Similar to the practice of placing digital assets, yield-generating stablecoins and Polish have collected a significant traction as an advanced mechanism for collecting cryptocurrency holdings and generating passive income through long-term holding periods. Below you will find an analytical snapshot of the top five stablecoin -reading pools, arranged by total value locked (TVL) and their corresponding annual percentage yields (APY), from 6 March 2025.
Decoding the rise of return-generating Stablecoin-Pools in 2025
After the collapse of the ecosystem and anchor of Terra, an emerging cohort of revenue stablecoins has risen to fame, fascinating participants looking for reliable returns in decentralized financing. A revenue-bearing Stablecoin represents a category Fiat-Pegged digital tokens that marries the stability that is inherent in traditional Fiat currencies with possibilities for building passive income. Certain standard stablecoins, when deposited in extensive liquidity pools, accumulate returns that are generated by the polish operations.
Capital assigned to these instruments is usually channeled in liquidity pools or comparable structured frameworks, which function as the backbone for producing returns through strategic protocols – including the installation of digital assets such as ETH, decentralized loans or deploying capital about various financial vehicles. According to the statistics collected by Defillama.com, the top five Polish $ 8,699 billion from March 6, 2025.
Sky’s USDS leads the rankings in total value locked (TVL) to $ 3,254 billion. According to Defillama.com, the USDS pool currently supplies an annual percentage yield of 6.50% (APY). Ethena’s Susde Pool, who offers a superior yield of 10.73% APY, secures $ 2.996 billion in capital closed. In the meantime, the Tether (USDT) Pool maintains a TVL of $ 1.317 billion on Aave version 3 and offers users an APY of 3.48%.

Top five stablecoin -pools on March 6, 2025, by TVL with their corresponding annual percentage yields (APY).
Likewise, the USDC pool on Aave V3 yields 3.25% APY, coupled with a TVL of $ 1,211 billion. Using Sky’s infrastructure (formerly Makerdao), the DAI -Pool supplies an APY of 4.75%, supported by $ 1,132 billion in companies. Remarkable additions to this cohort include USD0 ++ from USual at 11.56% APY, the SPDAI -Pool on Morpho Blue at 8.58% APY and USDS via Spark at 7.17% APY.

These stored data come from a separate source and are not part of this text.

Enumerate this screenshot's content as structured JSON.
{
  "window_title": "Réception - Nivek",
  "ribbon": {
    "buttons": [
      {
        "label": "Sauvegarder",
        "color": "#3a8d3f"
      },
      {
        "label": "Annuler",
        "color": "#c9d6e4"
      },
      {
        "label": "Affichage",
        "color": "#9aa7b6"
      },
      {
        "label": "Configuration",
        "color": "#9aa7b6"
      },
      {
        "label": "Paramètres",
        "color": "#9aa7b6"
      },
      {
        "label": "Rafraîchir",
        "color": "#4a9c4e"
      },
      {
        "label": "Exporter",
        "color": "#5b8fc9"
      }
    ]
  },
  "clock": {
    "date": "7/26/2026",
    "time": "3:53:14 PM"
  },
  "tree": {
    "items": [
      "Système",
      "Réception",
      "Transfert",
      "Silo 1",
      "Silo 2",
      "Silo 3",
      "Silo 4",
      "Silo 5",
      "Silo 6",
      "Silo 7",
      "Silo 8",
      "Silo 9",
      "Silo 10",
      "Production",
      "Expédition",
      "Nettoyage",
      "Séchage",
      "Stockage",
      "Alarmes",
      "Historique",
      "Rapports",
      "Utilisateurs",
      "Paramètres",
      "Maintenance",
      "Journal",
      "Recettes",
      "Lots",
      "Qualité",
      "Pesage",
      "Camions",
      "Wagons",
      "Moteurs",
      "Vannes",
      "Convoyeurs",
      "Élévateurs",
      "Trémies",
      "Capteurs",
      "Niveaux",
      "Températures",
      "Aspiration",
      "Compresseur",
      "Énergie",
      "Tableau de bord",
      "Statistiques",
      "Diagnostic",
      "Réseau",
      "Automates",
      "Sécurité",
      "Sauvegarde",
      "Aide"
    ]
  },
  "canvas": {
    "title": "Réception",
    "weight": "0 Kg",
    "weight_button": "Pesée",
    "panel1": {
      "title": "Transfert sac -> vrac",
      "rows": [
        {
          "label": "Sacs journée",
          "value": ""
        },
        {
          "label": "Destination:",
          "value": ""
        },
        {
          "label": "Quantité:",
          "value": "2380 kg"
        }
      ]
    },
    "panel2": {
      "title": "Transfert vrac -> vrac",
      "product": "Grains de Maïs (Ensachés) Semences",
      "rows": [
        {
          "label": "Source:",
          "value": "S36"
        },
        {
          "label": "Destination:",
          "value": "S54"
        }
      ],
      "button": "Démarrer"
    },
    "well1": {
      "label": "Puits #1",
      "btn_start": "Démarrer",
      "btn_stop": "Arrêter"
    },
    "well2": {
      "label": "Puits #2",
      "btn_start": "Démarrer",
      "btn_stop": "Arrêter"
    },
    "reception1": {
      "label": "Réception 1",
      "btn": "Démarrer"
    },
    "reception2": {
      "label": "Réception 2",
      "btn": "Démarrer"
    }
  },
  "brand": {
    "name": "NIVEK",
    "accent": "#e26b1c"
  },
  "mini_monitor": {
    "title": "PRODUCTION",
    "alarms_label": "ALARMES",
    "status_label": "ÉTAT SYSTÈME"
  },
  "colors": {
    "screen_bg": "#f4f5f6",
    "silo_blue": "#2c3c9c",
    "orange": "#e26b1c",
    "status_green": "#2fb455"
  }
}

The allocation of capital to these Polish provides various benefits, including consistent yield generation, liquidity for seamless repayments and accessible access points for risky investors. Moreover, they facilitate portfolio diversification and involvement in decentralized protocols without making hands necessary.
Although revenue-bearing stablecoin-pools present seductive return perspectives, they are accompanied by meaningful risks. Participants must navigate potential dangers such as smart contract vulnerabilities, temporary valuation abnormalities, embezzlement of assets and Stabilein -resigning events.
The worsening of these concerns are regulatory ambiguities and fraudulent regulations within Decentralized Finance (Defi), which increase exposure to financial instability. Careful research and cautious strategy are necessary to reduce losses in this dynamic and emerging ecosystem.